Реальный противник (Ильин) - страница 52

Я шел отупело. Мне уже были не страшны ни снайперы, ни дозорные, ни мины, которыми здесь наверняка трава была усеяна как грибами… Смерть вела меня за собой, и я, как зачарованный, шел за нею.

Но когда впереди замаячило нечто бесформенное, я остановился. Вроде бы какой-то большой мешок свисал с дерева. Я подошел поближе. Погибнуть от взрыва мины — все же оптимальный вариант: не придется долго мучиться.

Но на дереве висела не мина.

Я вспомнил, что в экипировке десантника имеется инфракрасный фонарь, и достал его из вещмешка покойного Канцевича.

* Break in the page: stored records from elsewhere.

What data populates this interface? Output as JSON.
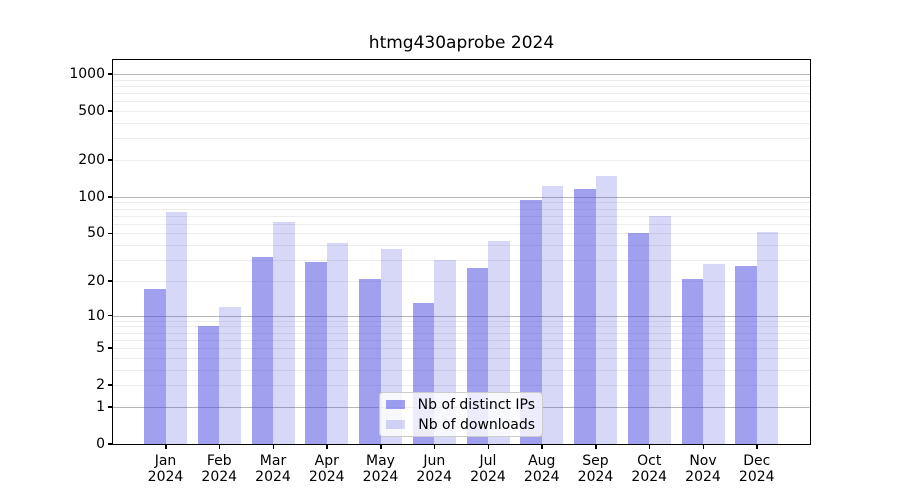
{
  "title": "htmg430aprobe 2024",
  "colors": {
    "bar_ips": "rgba(68,68,221,0.51)",
    "bar_downloads": "rgba(68,68,221,0.21)",
    "grid_major": "#b6b6b6",
    "grid_minor": "#ececec",
    "axis": "#000000",
    "legend_border": "#cccccc",
    "background": "#ffffff"
  },
  "legend": {
    "items": [
      {
        "label": "Nb of distinct IPs",
        "series": "ips"
      },
      {
        "label": "Nb of downloads",
        "series": "downloads"
      }
    ]
  },
  "chart_data": {
    "type": "bar",
    "title": "htmg430aprobe 2024",
    "categories": [
      "Jan",
      "Feb",
      "Mar",
      "Apr",
      "May",
      "Jun",
      "Jul",
      "Aug",
      "Sep",
      "Oct",
      "Nov",
      "Dec"
    ],
    "category_year": "2024",
    "series": [
      {
        "name": "Nb of distinct IPs",
        "color": "rgba(68,68,221,0.51)",
        "values": [
          17,
          8,
          32,
          29,
          21,
          13,
          26,
          94,
          117,
          50,
          21,
          27
        ]
      },
      {
        "name": "Nb of downloads",
        "color": "rgba(68,68,221,0.21)",
        "values": [
          75,
          12,
          62,
          42,
          37,
          30,
          43,
          122,
          149,
          70,
          28,
          51
        ]
      }
    ],
    "yscale": "log10(value+1)",
    "yticks": [
      0,
      1,
      2,
      5,
      10,
      20,
      50,
      100,
      200,
      500,
      1000
    ],
    "ytick_major": [
      1,
      10,
      100,
      1000
    ],
    "ytick_minor": [
      2,
      3,
      4,
      5,
      6,
      7,
      8,
      9,
      20,
      30,
      40,
      50,
      60,
      70,
      80,
      90,
      200,
      300,
      400,
      500,
      600,
      700,
      800,
      900
    ],
    "ylim": [
      0,
      1280
    ],
    "grid": true,
    "legend_position": "inside-lower-center"
  }
}
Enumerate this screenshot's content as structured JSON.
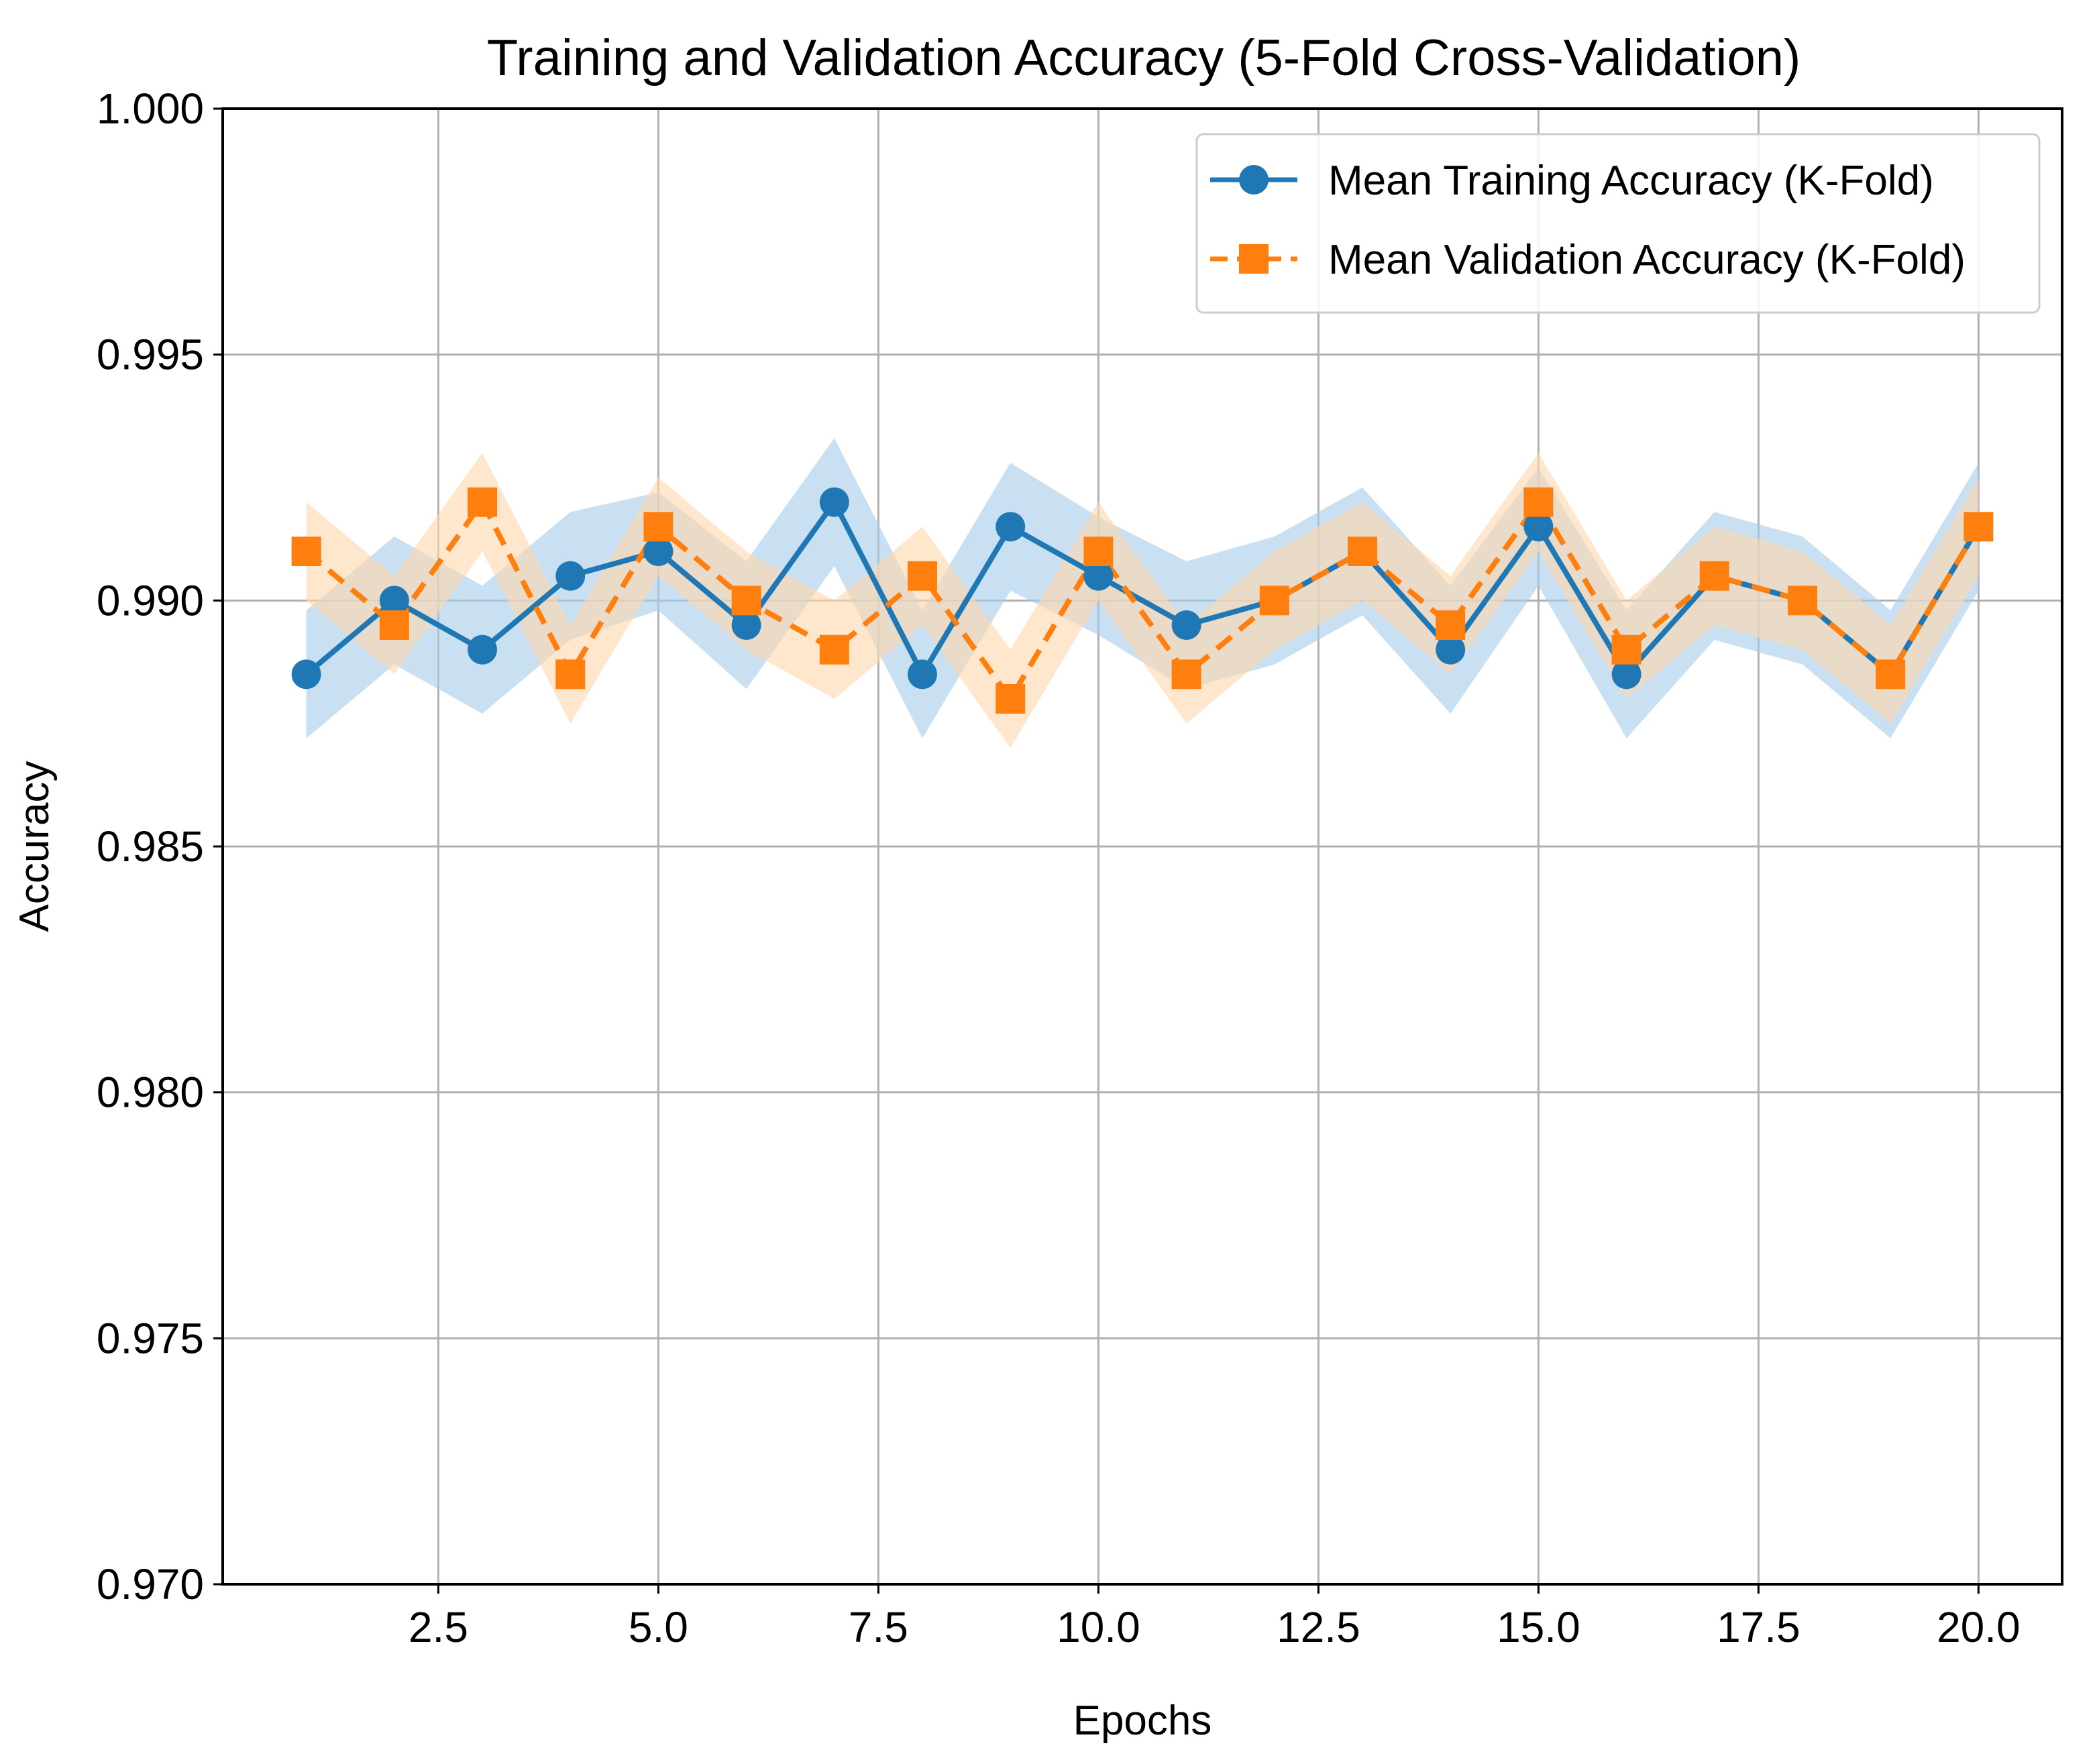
{
  "chart_data": {
    "type": "line",
    "title": "Training and Validation Accuracy (5-Fold Cross-Validation)",
    "xlabel": "Epochs",
    "ylabel": "Accuracy",
    "xlim": [
      0.05,
      20.95
    ],
    "ylim": [
      0.97,
      1.0
    ],
    "x_ticks": [
      2.5,
      5.0,
      7.5,
      10.0,
      12.5,
      15.0,
      17.5,
      20.0
    ],
    "x_tick_labels": [
      "2.5",
      "5.0",
      "7.5",
      "10.0",
      "12.5",
      "15.0",
      "17.5",
      "20.0"
    ],
    "y_ticks": [
      0.97,
      0.975,
      0.98,
      0.985,
      0.99,
      0.995,
      1.0
    ],
    "y_tick_labels": [
      "0.970",
      "0.975",
      "0.980",
      "0.985",
      "0.990",
      "0.995",
      "1.000"
    ],
    "grid": true,
    "legend_position": "top-right",
    "x": [
      1,
      2,
      3,
      4,
      5,
      6,
      7,
      8,
      9,
      10,
      11,
      12,
      13,
      14,
      15,
      16,
      17,
      18,
      19,
      20
    ],
    "series": [
      {
        "name": "Mean Training Accuracy (K-Fold)",
        "color": "#1f77b4",
        "band_color": "#a6cde8",
        "marker": "circle",
        "line_style": "solid",
        "values": [
          0.9885,
          0.99,
          0.989,
          0.9905,
          0.991,
          0.9895,
          0.992,
          0.9885,
          0.9915,
          0.9905,
          0.9895,
          0.99,
          0.991,
          0.989,
          0.9915,
          0.9885,
          0.9905,
          0.99,
          0.9885,
          0.9915
        ],
        "band_half_width": [
          0.0013,
          0.0013,
          0.0013,
          0.0013,
          0.0012,
          0.0013,
          0.0013,
          0.0013,
          0.0013,
          0.0012,
          0.0013,
          0.0013,
          0.0013,
          0.0013,
          0.0012,
          0.0013,
          0.0013,
          0.0013,
          0.0013,
          0.0013
        ]
      },
      {
        "name": "Mean Validation Accuracy (K-Fold)",
        "color": "#ff7f0e",
        "band_color": "#ffd8b0",
        "marker": "square",
        "line_style": "dashed",
        "values": [
          0.991,
          0.9895,
          0.992,
          0.9885,
          0.9915,
          0.99,
          0.989,
          0.9905,
          0.988,
          0.991,
          0.9885,
          0.99,
          0.991,
          0.9895,
          0.992,
          0.989,
          0.9905,
          0.99,
          0.9885,
          0.9915
        ],
        "band_half_width": [
          0.001,
          0.001,
          0.001,
          0.001,
          0.001,
          0.001,
          0.001,
          0.001,
          0.001,
          0.001,
          0.001,
          0.001,
          0.001,
          0.001,
          0.001,
          0.001,
          0.001,
          0.001,
          0.001,
          0.001
        ]
      }
    ]
  }
}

Человек был мертв и еще не успел окоченеть в трупной судороге. Лучше бы я не светил на него фонарем: человек изуродован был до неузнаваемости. Но я узнал его. Это был лейтенант Евгений Бикофф — наш командир, теперь уже бывший…

Я попытался снять его тело с дерева, но мертвый крепко цеплялся ладонями за ствол. Дело было не в упрямстве покойника, просто-напросто руки его были прибиты гвоздями к дереву. Огромными гвоздями типа плотничьих…

«И где они только нашли в лесу эти гвозди?», глупо подумал я. Специально с собой носят, что ли? Запасливые… сволочи…

На траве рядом с деревом что-то смутно белело. Это были клочки втоптанной в сырую глину фотографии. Я поднял их и машинально попытался сложить вместе. Будто от этого теперь зависело все, и моя дальнейшая судьба в том числе…

С фото на меня взглянули два лица, перечеркнутые сеткой разрыва и поэтому казалось, что они тоже изуродованы. Одно лицо было миловидным, женским. Другое принадлежало маленькой белокурой девчушке.

И я вспомнил, как вечность назад лейтенант спрашивал меня: «У тебя есть жена, дети?»… «Нет… Точнее, можно сказать, что нет», ответил я тогда с невольной горечью. «Так какое же ты право имеешь разглагольствовать о войне, если тебе лично некого защищать?!»…

Он, конечно, не сказал этого вслух, но именно так я понял смысл его вопроса. Самому ему было, оказывается, кого защищать помимо министров, депутатов и многоступенчатой пирамиды чиновников…

И теперь я понял, что Бикофф был по-своему прав. Он дал присягу честно служить своей стране, и не его вина была в том, что те, за кого он собирался драться до последнего вздоха, могли оказаться недостойными такой собачьей преданности.

Я выключил фонарь, и мне показалось, что в голове моей сгустилась та же темнота, что окружала меня сейчас.

Еще час назад я был уверен в своей правоте, считая, что никто, во имя или по причине чего бы то ни было, не имеет права убивать… Я был уверен в том, что это — высшая ценность человечества, накопленная им за тысячелетия развития, и что она, эта истина, останется таковой при любых обстоятельствах.